In other news from the call, Sturken said Spartan continued to expand its private label in the fourth quarter. The company said it began converting to the Top Care line of private label health and beauty care products at its Pharm discount drug store banner. It also began to replace its Home Harvest private-label grocery line with the Value Time brand.
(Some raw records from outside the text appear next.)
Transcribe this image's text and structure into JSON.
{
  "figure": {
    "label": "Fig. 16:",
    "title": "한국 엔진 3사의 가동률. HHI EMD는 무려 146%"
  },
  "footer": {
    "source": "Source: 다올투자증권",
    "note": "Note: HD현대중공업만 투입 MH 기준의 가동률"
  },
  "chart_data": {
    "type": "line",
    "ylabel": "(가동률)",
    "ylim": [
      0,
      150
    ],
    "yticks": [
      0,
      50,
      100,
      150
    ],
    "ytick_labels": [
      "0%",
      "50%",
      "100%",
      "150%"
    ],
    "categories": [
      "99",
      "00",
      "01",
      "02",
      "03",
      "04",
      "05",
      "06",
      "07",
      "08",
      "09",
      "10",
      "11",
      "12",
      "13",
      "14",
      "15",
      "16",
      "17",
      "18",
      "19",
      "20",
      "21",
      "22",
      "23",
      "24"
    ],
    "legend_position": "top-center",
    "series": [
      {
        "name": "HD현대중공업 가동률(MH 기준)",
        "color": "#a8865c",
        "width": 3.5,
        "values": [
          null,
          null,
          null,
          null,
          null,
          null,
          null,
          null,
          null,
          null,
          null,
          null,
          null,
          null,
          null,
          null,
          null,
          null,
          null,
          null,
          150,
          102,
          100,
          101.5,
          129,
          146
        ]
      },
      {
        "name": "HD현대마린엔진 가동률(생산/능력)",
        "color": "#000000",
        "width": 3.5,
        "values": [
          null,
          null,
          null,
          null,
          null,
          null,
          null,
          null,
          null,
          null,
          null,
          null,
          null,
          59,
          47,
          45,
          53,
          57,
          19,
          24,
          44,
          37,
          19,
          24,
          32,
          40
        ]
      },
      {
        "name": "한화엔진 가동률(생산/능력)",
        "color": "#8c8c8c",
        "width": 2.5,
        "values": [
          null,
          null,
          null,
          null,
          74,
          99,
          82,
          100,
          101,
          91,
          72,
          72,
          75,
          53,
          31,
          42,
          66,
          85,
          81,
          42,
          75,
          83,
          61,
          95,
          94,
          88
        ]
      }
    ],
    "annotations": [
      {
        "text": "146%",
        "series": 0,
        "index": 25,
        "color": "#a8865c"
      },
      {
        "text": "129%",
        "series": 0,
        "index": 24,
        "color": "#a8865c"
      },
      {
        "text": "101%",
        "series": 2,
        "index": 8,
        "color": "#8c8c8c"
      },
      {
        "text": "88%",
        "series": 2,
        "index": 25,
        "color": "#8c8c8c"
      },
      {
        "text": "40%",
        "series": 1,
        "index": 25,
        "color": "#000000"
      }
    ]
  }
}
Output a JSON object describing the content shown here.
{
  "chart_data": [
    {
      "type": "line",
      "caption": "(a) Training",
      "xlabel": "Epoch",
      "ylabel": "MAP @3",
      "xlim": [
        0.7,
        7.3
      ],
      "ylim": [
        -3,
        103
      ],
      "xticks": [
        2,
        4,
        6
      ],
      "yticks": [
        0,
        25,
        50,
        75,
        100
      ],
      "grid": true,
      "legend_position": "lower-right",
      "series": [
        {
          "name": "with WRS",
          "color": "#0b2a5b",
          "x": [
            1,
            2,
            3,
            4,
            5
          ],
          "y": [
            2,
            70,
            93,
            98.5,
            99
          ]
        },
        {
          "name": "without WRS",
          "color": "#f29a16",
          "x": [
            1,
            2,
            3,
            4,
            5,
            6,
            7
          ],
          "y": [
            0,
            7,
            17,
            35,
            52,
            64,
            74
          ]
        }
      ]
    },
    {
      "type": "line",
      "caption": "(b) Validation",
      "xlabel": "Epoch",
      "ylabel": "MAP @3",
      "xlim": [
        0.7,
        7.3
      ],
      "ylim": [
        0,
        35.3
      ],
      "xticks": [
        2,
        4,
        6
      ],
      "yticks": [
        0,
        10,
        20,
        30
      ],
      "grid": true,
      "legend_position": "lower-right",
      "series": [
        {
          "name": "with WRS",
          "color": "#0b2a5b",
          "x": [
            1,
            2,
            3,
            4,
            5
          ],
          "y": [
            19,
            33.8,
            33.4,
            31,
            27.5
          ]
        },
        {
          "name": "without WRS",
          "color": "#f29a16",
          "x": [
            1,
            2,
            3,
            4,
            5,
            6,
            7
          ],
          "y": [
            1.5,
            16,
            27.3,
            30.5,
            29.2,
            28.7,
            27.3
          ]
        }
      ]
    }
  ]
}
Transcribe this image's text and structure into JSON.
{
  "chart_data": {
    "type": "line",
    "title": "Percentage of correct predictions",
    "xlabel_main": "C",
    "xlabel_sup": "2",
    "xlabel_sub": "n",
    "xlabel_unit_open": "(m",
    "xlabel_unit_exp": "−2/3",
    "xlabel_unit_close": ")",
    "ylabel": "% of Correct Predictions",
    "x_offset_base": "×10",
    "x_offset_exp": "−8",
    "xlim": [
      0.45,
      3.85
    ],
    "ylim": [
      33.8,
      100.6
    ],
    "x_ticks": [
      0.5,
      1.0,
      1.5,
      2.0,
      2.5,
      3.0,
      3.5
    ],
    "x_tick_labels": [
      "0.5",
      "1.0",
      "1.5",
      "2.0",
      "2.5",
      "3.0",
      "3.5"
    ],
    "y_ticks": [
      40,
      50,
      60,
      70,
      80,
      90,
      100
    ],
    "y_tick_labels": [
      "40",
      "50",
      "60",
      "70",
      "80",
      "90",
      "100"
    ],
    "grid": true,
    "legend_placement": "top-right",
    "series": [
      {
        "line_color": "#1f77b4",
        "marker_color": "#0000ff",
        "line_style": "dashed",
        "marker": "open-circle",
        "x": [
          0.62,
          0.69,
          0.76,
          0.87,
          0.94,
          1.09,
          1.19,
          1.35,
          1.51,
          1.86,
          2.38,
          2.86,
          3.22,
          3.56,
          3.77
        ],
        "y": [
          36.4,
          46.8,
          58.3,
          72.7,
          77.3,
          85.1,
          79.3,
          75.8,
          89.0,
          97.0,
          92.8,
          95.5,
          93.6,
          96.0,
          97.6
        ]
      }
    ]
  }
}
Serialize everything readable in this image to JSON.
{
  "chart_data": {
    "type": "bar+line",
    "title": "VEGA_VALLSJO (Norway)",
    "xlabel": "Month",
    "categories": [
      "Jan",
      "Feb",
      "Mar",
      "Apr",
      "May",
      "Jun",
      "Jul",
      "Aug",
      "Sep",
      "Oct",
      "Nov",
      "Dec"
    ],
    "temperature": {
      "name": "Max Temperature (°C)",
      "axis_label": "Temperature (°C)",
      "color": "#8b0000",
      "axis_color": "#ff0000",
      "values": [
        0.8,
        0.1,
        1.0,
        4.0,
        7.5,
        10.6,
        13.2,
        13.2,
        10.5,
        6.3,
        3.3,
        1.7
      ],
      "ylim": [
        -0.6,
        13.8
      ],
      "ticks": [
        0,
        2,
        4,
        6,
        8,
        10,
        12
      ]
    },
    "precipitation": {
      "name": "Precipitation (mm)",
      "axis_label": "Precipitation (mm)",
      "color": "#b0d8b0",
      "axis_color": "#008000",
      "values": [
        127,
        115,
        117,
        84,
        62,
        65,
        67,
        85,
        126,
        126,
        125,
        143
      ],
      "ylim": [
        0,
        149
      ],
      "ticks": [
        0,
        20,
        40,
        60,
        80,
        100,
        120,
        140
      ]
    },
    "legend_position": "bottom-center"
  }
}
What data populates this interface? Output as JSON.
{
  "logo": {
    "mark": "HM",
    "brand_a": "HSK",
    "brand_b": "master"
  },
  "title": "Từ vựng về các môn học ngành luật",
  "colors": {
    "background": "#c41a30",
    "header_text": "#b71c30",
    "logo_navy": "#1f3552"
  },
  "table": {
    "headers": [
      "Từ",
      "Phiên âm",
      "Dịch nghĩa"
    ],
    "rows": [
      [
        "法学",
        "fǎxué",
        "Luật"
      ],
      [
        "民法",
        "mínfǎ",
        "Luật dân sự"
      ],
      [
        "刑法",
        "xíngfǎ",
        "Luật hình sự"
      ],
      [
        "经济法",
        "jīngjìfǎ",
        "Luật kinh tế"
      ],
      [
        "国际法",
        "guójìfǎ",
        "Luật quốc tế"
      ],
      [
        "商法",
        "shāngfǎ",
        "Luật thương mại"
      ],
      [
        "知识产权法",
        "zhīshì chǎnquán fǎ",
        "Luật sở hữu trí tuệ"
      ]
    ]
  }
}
Both Value Time and Top Care are private labels offered by Topco Associates, Skokie, Ill.
During the year, private-label penetration increased by about 5% inclusive of both retail and wholesale sales, the company said.
"Our private-label program continues to have promising growth areas, including organic and natural food categories and the introduction of new brands," Sturken said. "These strategic initiatives will significantly expand the breadth of our private-label offerings by providing more products at more competitive price points."
Spartan said its results for the 12-week fourth quarter ended March 26 were among the best the company has reported in recent years, boosted by the early Easter this year, greater efficiencies in retail operations, and other factors.
Net income for the quarter more than tripled, to $5.8 million, compared with net income of $1.7 million in the year-ago quarter, on a slight increase in sales, to $457.6 million, compared with $456.9 million in last year's fourth quarter.
The net income comparison was impacted by a charge of $3.7 million in the year-ago fourth quarter for the implementation of a retail inventory and margin management system. Excluding the charge, fourth-quarter gross margins still improved by 40 basis points, the company said.
Comparable-store sales at the company's 58-store supermarket division were up 3.7%. Overall comp-store sales, including sales at the Pharm banner, were up 2.3%. The company said fuel sales and a change in its bottle-deposit accounting boosted comps by about 1.2%, while the early Easter boosted comp results by about 1.6%.
Fourth-quarter operating earnings in the retail segment increased to $1.4 million, up from a loss of $5.7 million in the fourth quarter of a year ago. The improved performance resulted, in part, from better gross margins due to increased shrink controls and lower product costs through the implementation of category management.
On the distribution side, fourth-quarter sales were flat at about $258.8 million, while operating earnings increased to $6.5 million, from $5.8 million in the year-ago fourth quarter.
For the year, Spartan reported overall net income of $18.8 million, vs. a loss of $6.7 million in the preceding year. Operating earnings were $37.5 million, nearly three times the prior-year level of $12.6 million.
Sales for the year were down 0.6%, to $2.04 billion, reflecting lower sales in the Pharm division and in distribution. The most recent year did not include sales from a former single-store joint venture, which contributed $4.3 million in sales in the year-ago fourth quarter alone.
The early Easter in fiscal 2005 added about $3 million each to the company's retail and distribution divisions, the company said. The results for the first quarter of fiscal 2006, which did not contain the pre-Easter spending, are expected to be off by a similar amount, the company said.